Subject to Enforcement
HHS OCR reminded HIPAA-regulated entities that they are subject to potential enforcement actions if the failure to implement facility access controls leads to a PHI breach.
A potential failure to implement facility access controls contributed to a $3.5 million HIPAA settlement by the agency in 2018 with Fresenius Medical Care Holdings in the aftermath of five separate breaches reported by the Massachusetts healthcare organization in 2012 (see: $3.5 Million Penalty for Five Small 2012 Breaches).
Three of those incidents, which affected a total of 366 individuals, involved equipment stolen from FMC’s facilities. The compromised ePHI included names, admission dates, days and times of treatments, birthdates, Social Security numbers, telephone numbers and addresses.

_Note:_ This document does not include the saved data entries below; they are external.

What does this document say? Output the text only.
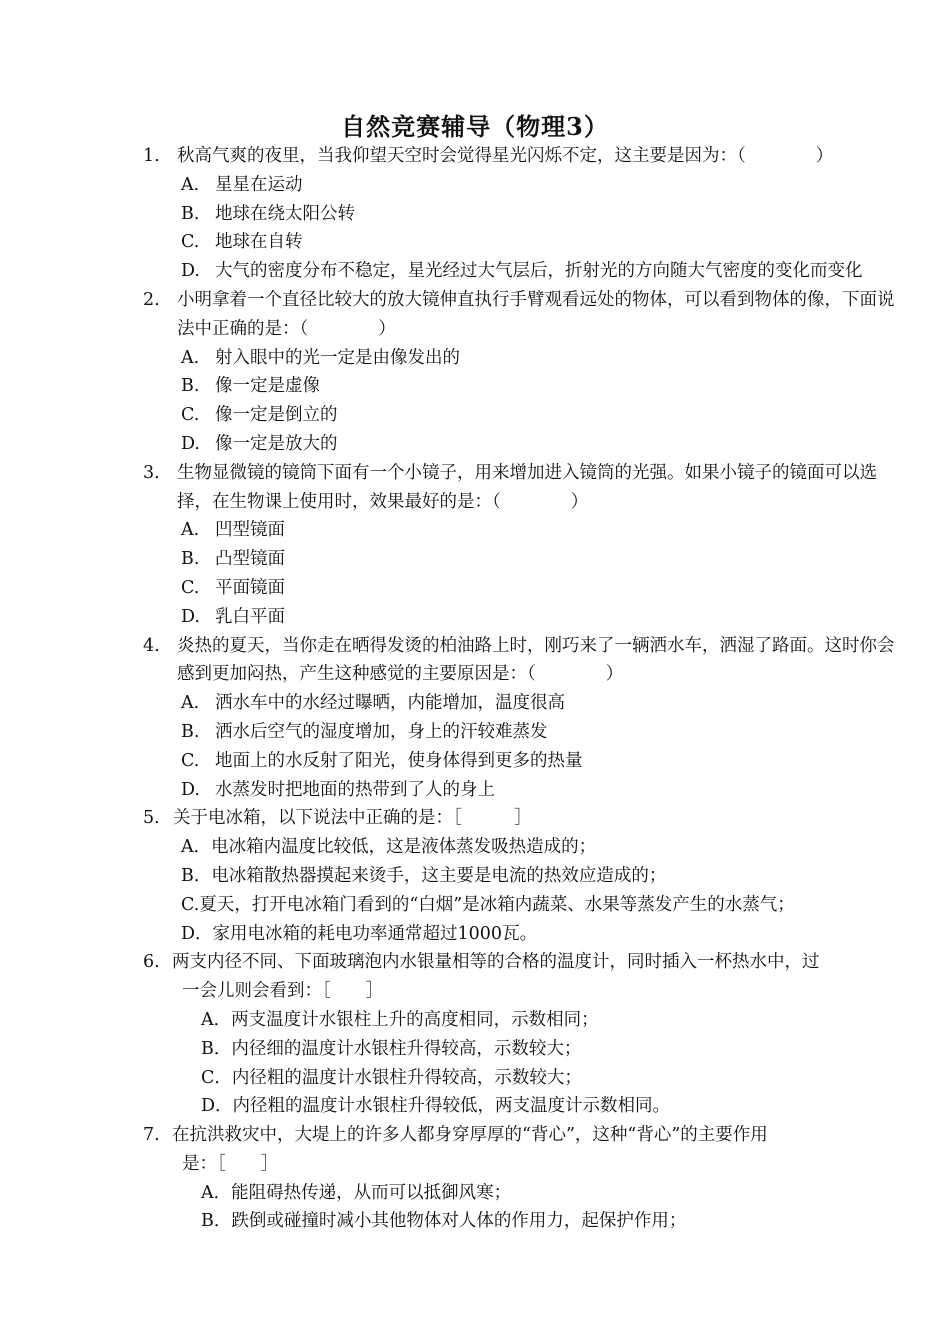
自然竞赛辅导（物理3）
1. 秋高气爽的夜里，当我仰望天空时会觉得星光闪烁不定，这主要是因为：（　　　　）
A. 星星在运动
B. 地球在绕太阳公转
C. 地球在自转
D. 大气的密度分布不稳定，星光经过大气层后，折射光的方向随大气密度的变化而变化
2. 小明拿着一个直径比较大的放大镜伸直执行手臂观看远处的物体，可以看到物体的像，下面说法中正确的是：（　　　　）
A. 射入眼中的光一定是由像发出的
B. 像一定是虚像
C. 像一定是倒立的
D. 像一定是放大的
3. 生物显微镜的镜筒下面有一个小镜子，用来增加进入镜筒的光强。如果小镜子的镜面可以选择，在生物课上使用时，效果最好的是：（　　　　）
A. 凹型镜面
B. 凸型镜面
C. 平面镜面
D. 乳白平面
4. 炎热的夏天，当你走在晒得发烫的柏油路上时，刚巧来了一辆洒水车，洒湿了路面。这时你会感到更加闷热，产生这种感觉的主要原因是：（　　　　）
A. 洒水车中的水经过曝晒，内能增加，温度很高
B. 洒水后空气的湿度增加，身上的汗较难蒸发
C. 地面上的水反射了阳光，使身体得到更多的热量
D. 水蒸发时把地面的热带到了人的身上
5. 关于电冰箱，以下说法中正确的是：［　　　］
A．电冰箱内温度比较低，这是液体蒸发吸热造成的；
B．电冰箱散热器摸起来烫手，这主要是电流的热效应造成的；
C.夏天，打开电冰箱门看到的“白烟”是冰箱内蔬菜、水果等蒸发产生的水蒸气；
D．家用电冰箱的耗电功率通常超过1000瓦。
6. 两支内径不同、下面玻璃泡内水银量相等的合格的温度计，同时插入一杯热水中，过
一会儿则会看到：［　　］
A．两支温度计水银柱上升的高度相同，示数相同；
B．内径细的温度计水银柱升得较高，示数较大；
C．内径粗的温度计水银柱升得较高，示数较大；
D．内径粗的温度计水银柱升得较低，两支温度计示数相同。
7. 在抗洪救灾中，大堤上的许多人都身穿厚厚的“背心”，这种“背心”的主要作用
是：［　　］
A．能阻碍热传递，从而可以抵御风寒；
B．跌倒或碰撞时减小其他物体对人体的作用力，起保护作用；
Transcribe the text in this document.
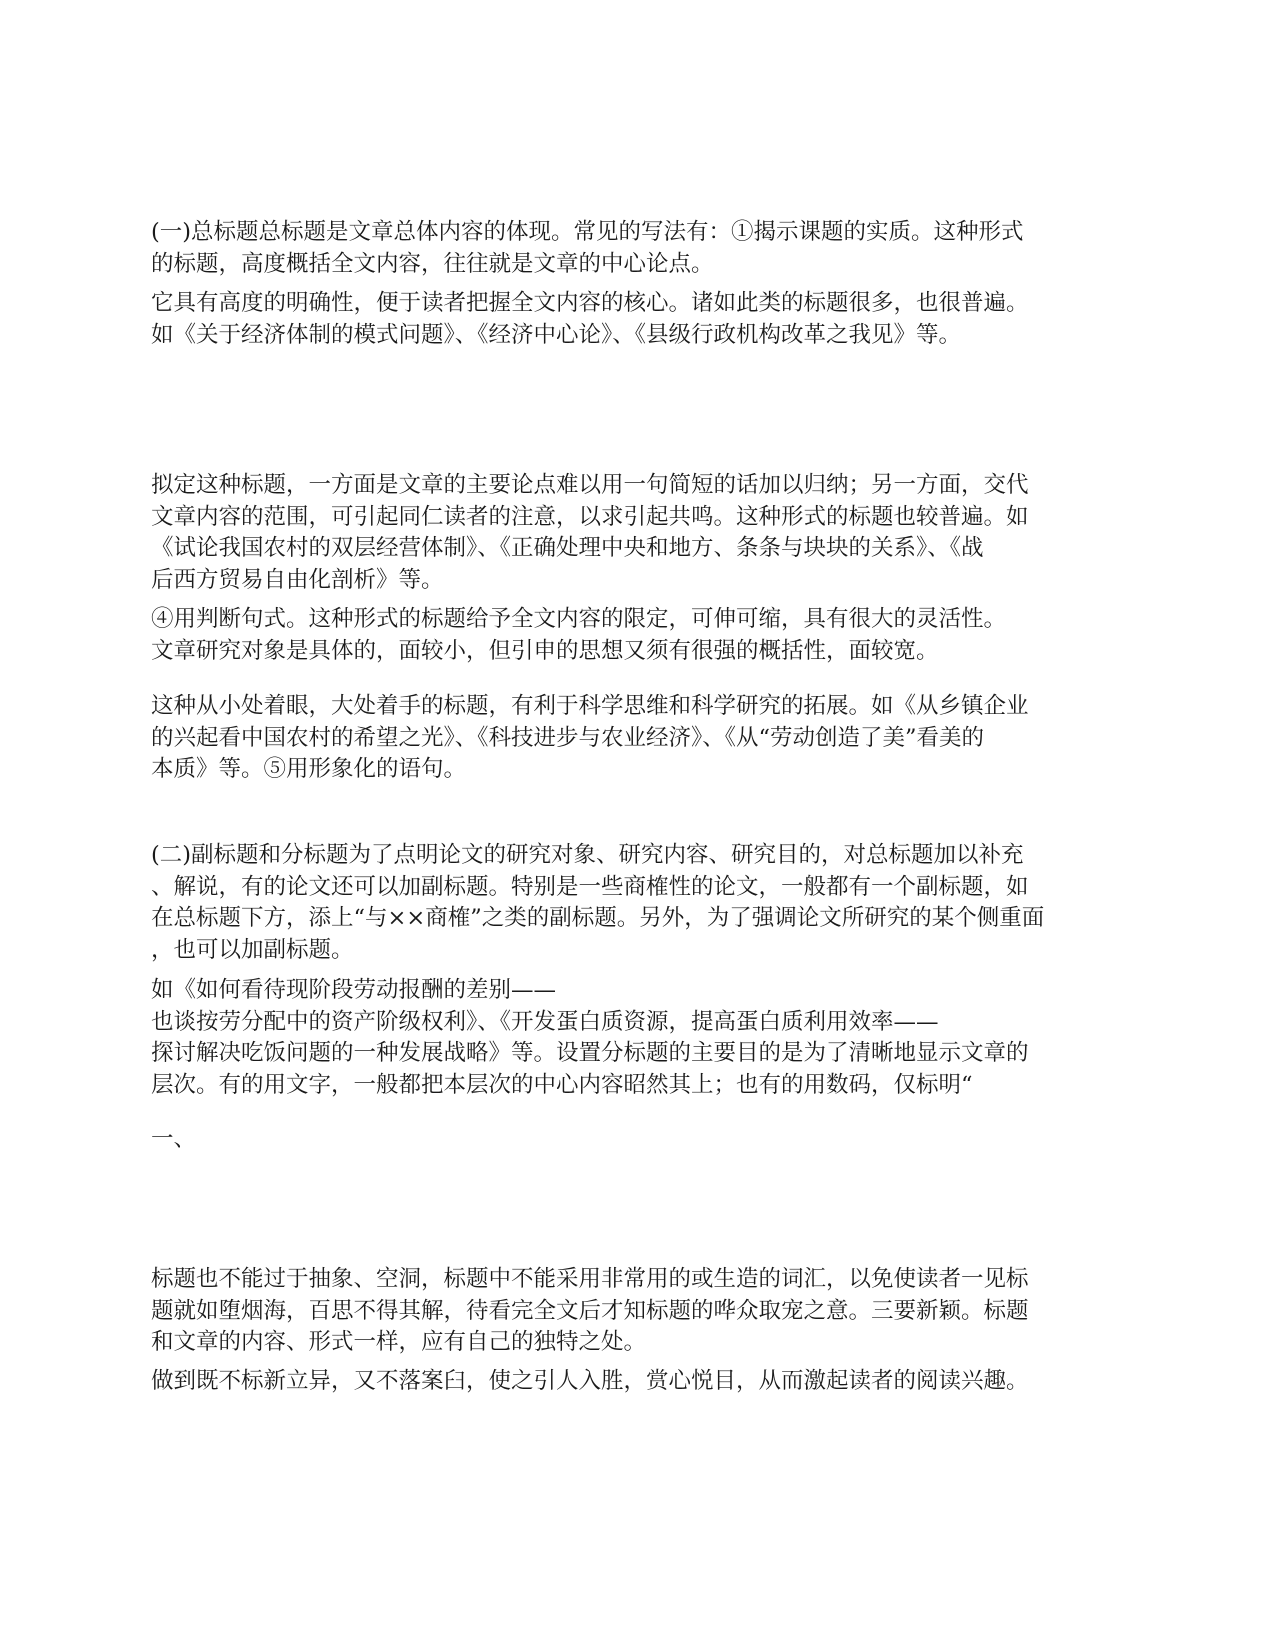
(一)总标题总标题是文章总体内容的体现。常见的写法有：①揭示课题的实质。这种形式
的标题，高度概括全文内容，往往就是文章的中心论点。

它具有高度的明确性，便于读者把握全文内容的核心。诸如此类的标题很多，也很普遍。
如《关于经济体制的模式问题》、《经济中心论》、《县级行政机构改革之我见》等。

拟定这种标题，一方面是文章的主要论点难以用一句简短的话加以归纳；另一方面，交代
文章内容的范围，可引起同仁读者的注意，以求引起共鸣。这种形式的标题也较普遍。如
《试论我国农村的双层经营体制》、《正确处理中央和地方、条条与块块的关系》、《战
后西方贸易自由化剖析》等。

④用判断句式。这种形式的标题给予全文内容的限定，可伸可缩，具有很大的灵活性。
文章研究对象是具体的，面较小，但引申的思想又须有很强的概括性，面较宽。

这种从小处着眼，大处着手的标题，有利于科学思维和科学研究的拓展。如《从乡镇企业
的兴起看中国农村的希望之光》、《科技进步与农业经济》、《从“劳动创造了美”看美的
本质》等。⑤用形象化的语句。

(二)副标题和分标题为了点明论文的研究对象、研究内容、研究目的，对总标题加以补充
、解说，有的论文还可以加副标题。特别是一些商榷性的论文，一般都有一个副标题，如
在总标题下方，添上“与××商榷”之类的副标题。另外，为了强调论文所研究的某个侧重面
，也可以加副标题。

如《如何看待现阶段劳动报酬的差别——
也谈按劳分配中的资产阶级权利》、《开发蛋白质资源，提高蛋白质利用效率——
探讨解决吃饭问题的一种发展战略》等。设置分标题的主要目的是为了清晰地显示文章的
层次。有的用文字，一般都把本层次的中心内容昭然其上；也有的用数码，仅标明“

一、

标题也不能过于抽象、空洞，标题中不能采用非常用的或生造的词汇，以免使读者一见标
题就如堕烟海，百思不得其解，待看完全文后才知标题的哗众取宠之意。三要新颖。标题
和文章的内容、形式一样，应有自己的独特之处。

做到既不标新立异，又不落案臼，使之引人入胜，赏心悦目，从而激起读者的阅读兴趣。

Among other potential HIPAA violations, HHS OCR’s investigation into the breaches cited FMC’s failure to implement policies and procedures to safeguard its facilities and equipment from unauthorized access, tampering and theft, the agency said.
Unfortunately, many healthcare organizations have a tendency to focus on security risks involving centralized processing and storage points, which requires significant investments of time and effort, “often at the expense of necessary and transparent collaboration with the physical security functions,” said Wes Morris, senior director of consulting services at privacy and security consultancy Clearwater.
As part of their own facility access security risks, regulated entities should consider the risks posed by third parties, he said.
“Where facilities are managed by an external party – such as a landlord in a leased space – covered entities and business associates should treat landlords as they would any other third party vendor with high likelihood of incidental access to PHI by verifying their physical security controls and their vendor chain for cleaning, maintenance and physical security,” Morris said.